Moser/Grüne: ÖBB-Rahmenplan inzwischen völlig demontiert

Totalversagen der Regierung bei Bahn-Infrastruktur

Wien (OTS) - "Der ÖBB-Infrastrukturrahmenplan entpuppt sich immer mehr als wertloser zweiter Generalverkehrsplan", kritisiert Gabriela Moser, Verkehrssprecherin der Grünen. Das würden die heutigen Aussagen von ÖBB-GD Huber belegen. Von den Regierungsankündigungen einer mehrjährigen, haltbaren und gegen Zurufe von Landeskaisern oder Bauindustriellen immunen Grundlage für den Bahnausbau sei nichts mehr übrig. "Der Rahmenplan verkommt zu einem wertlosen Papier, an dem alle paar Tage bei jeder passenden und unpassenden Gelegenheit herumgepfuscht wird. Von 'Rahmen' oder 'Plan' kann da leider keine Rede mehr sein", so Moser.
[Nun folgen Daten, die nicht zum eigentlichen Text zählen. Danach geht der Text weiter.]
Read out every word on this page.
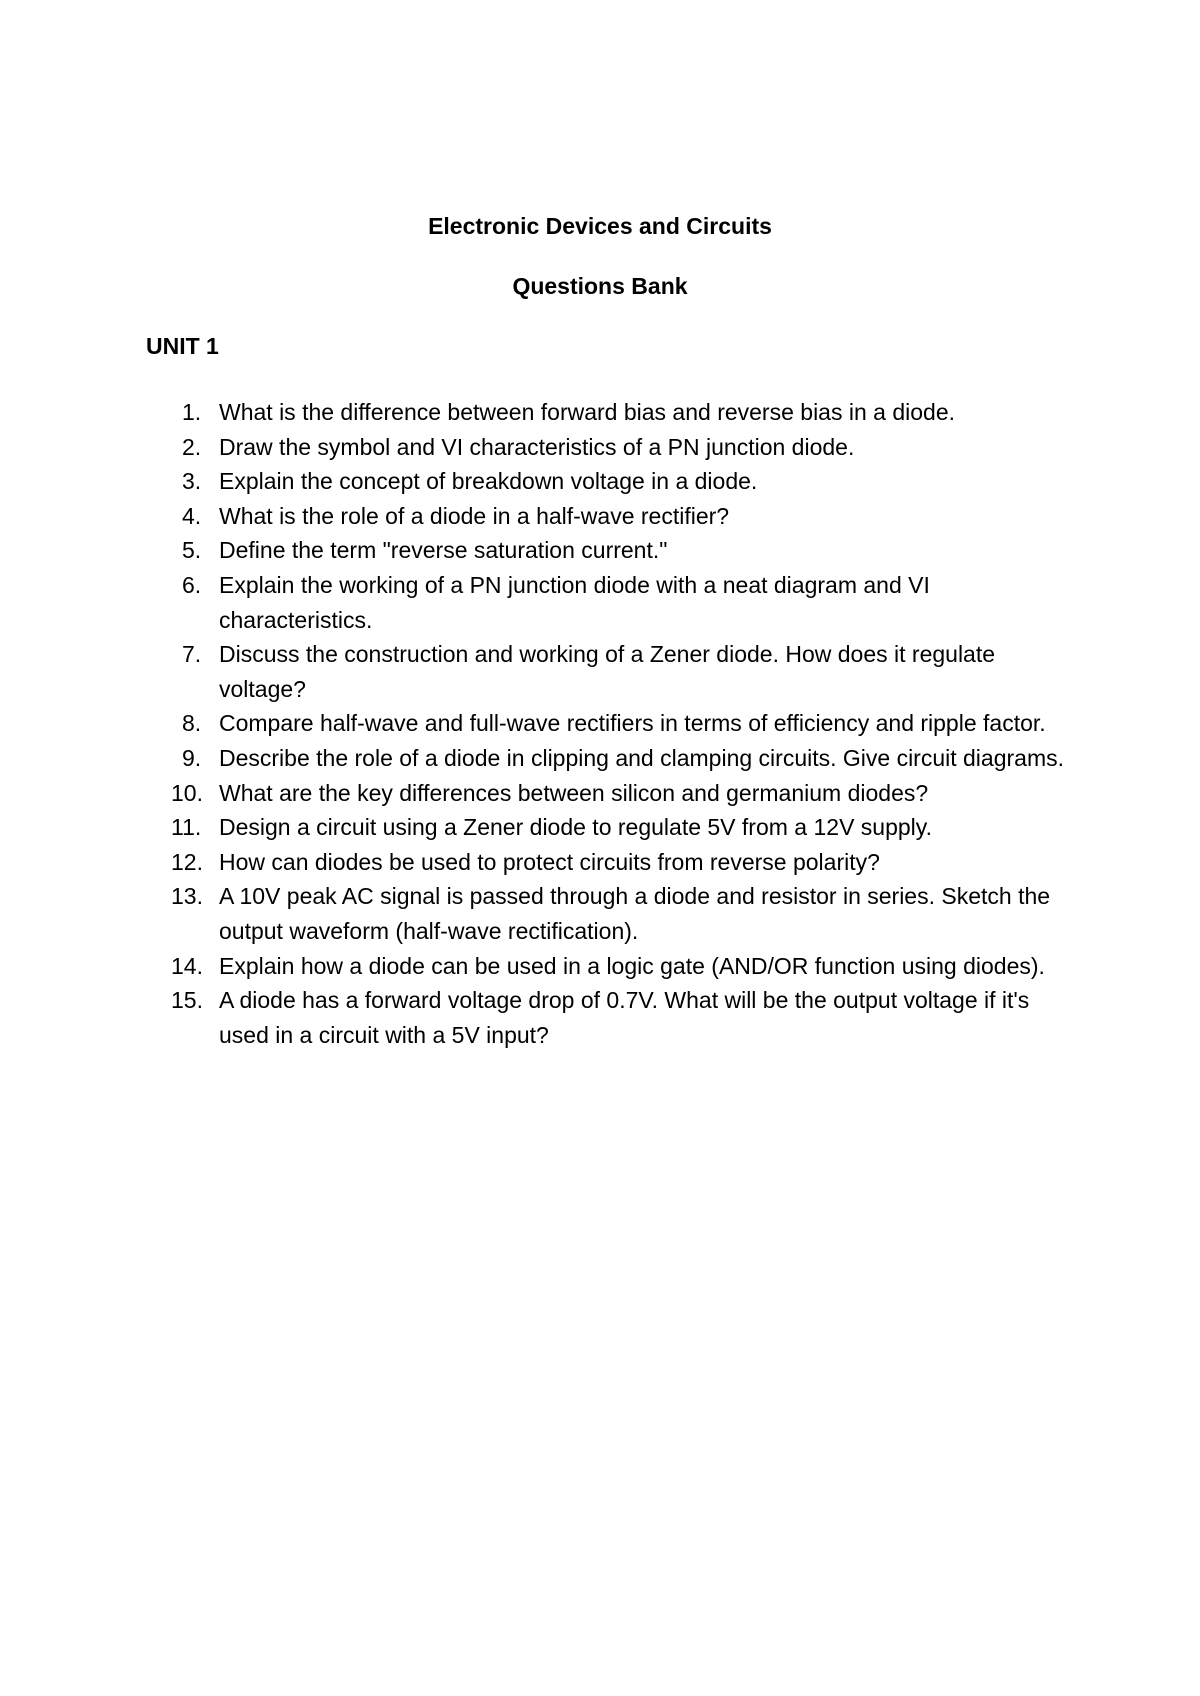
Electronic Devices and Circuits
Questions Bank
UNIT 1
1. What is the difference between forward bias and reverse bias in a diode.
2. Draw the symbol and VI characteristics of a PN junction diode.
3. Explain the concept of breakdown voltage in a diode.
4. What is the role of a diode in a half-wave rectifier?
5. Define the term "reverse saturation current."
6. Explain the working of a PN junction diode with a neat diagram and VI characteristics.
7. Discuss the construction and working of a Zener diode. How does it regulate voltage?
8. Compare half-wave and full-wave rectifiers in terms of efficiency and ripple factor.
9. Describe the role of a diode in clipping and clamping circuits. Give circuit diagrams.
10. What are the key differences between silicon and germanium diodes?
11. Design a circuit using a Zener diode to regulate 5V from a 12V supply.
12. How can diodes be used to protect circuits from reverse polarity?
13. A 10V peak AC signal is passed through a diode and resistor in series. Sketch the output waveform (half-wave rectification).
14. Explain how a diode can be used in a logic gate (AND/OR function using diodes).
15. A diode has a forward voltage drop of 0.7V. What will be the output voltage if it's used in a circuit with a 5V input?
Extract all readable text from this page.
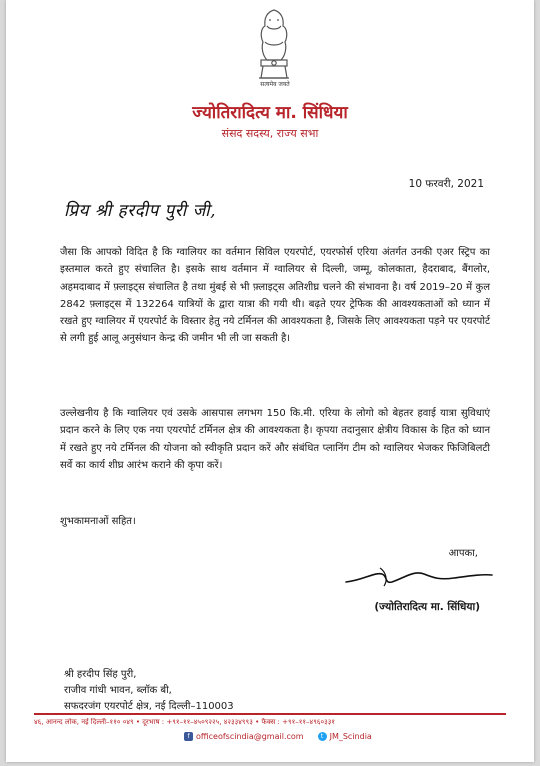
सत्यमेव जयते
ज्योतिरादित्य मा. सिंधिया
संसद सदस्य, राज्य सभा
10 फरवरी, 2021
प्रिय श्री हरदीप पुरी जी,

जैसा कि आपको विदित है कि ग्वालियर का वर्तमान सिविल एयरपोर्ट, एयरफोर्स एरिया अंतर्गत उनकी एअर स्ट्रिप का इस्तमाल करते हुए संचालित है। इसके साथ वर्तमान में ग्वालियर से दिल्ली, जम्मू, कोलकाता, हैदराबाद, बैंगलोर, अहमदाबाद में फ़्लाइट्स संचालित है तथा मुंबई से भी फ़्लाइट्स अतिशीघ्र चलने की संभावना है। वर्ष 2019–20 में कुल 2842 फ़्लाइट्स में 132264 यात्रियों के द्वारा यात्रा की गयी थी। बढ़ते एयर ट्रेफिक की आवश्यकताओं को ध्यान में रखते हुए ग्वालियर में एयरपोर्ट के विस्तार हेतु नये टर्मिनल की आवश्यकता है, जिसके लिए आवश्यकता पड़ने पर एयरपोर्ट से लगी हुई आलू अनुसंधान केन्द्र की जमीन भी ली जा सकती है।

उल्लेखनीय है कि ग्वालियर एवं उसके आसपास लगभग 150 कि.मी. एरिया के लोगो को बेहतर हवाई यात्रा सुविधाएं प्रदान करने के लिए एक नया एयरपोर्ट टर्मिनल क्षेत्र की आवश्यकता है। कृपया तदानुसार क्षेत्रीय विकास के हित को ध्यान में रखते हुए नये टर्मिनल की योजना को स्वीकृति प्रदान करें और संबंधित प्लानिंग टीम को ग्वालियर भेजकर फिजिबिलटी सर्वे का कार्य शीघ्र आरंभ कराने की कृपा करें।

शुभकामनाओं सहित।
आपका,
(ज्योतिरादित्य मा. सिंधिया)
श्री हरदीप सिंह पुरी,
राजीव गांधी भावन, ब्लॉक बी,
सफदरजंग एयरपोर्ट क्षेत्र, नई दिल्ली–110003
४६, आनन्द लोक, नई दिल्ली–११० ०४९ • दूरभाष : +९१–११–४५०९२२५, ४२३३४९९३ • फैक्स : +९१–११–४९६०३३१
f officeofscindia@gmail.com	t JM_Scindia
Dieses Chaos gehe zulasten der Fahrgäste und der SteuerzahlerInnen. "Die Verantwortung dafür trägt die Regierung und allen voran der völlig überforderte Verkehrsminister Gorbach", so Moser.

Die Kostenexplosion gegenüber dem von ÖVP und FPÖ jahrelang fälschlich hochgelobten Generalverkehrsplan sei selbstverständlich keine 'Fehlinterpretation', wie von GD Huber behauptet. "Mit grob unterschätzten Projektkosten wurden politische Entscheidungen für Projekte erschlichen. Das zeigt die enorme Verteuerung beim Brennerbasistunnel und Kostenexplosionen bei vielen weiteren Projekten bis zu 500%. Die bisherigen Kalkulationen waren schlicht und einfach unseriös", so Moser. Diese verfehlten Entscheidungen sollen laut GD Huber nun nicht mehr in Frage gestellt werden, zugleich aber werde bei der Erhaltung der Strecken und der Pflege der Waggons gespart. Das ist inakzeptabel", so Moser.

Die Frage sei nun, ob die neue ÖBB-Spitze sich auf die Seite der Bauindustrie oder der BahnkundInnen stelle. "Es muss in Sachen Schieneninfrastruktur endlich die nötige Seriosität und KundInnenorientierung einkehren, samt Kostenbewusstsein", so Moser.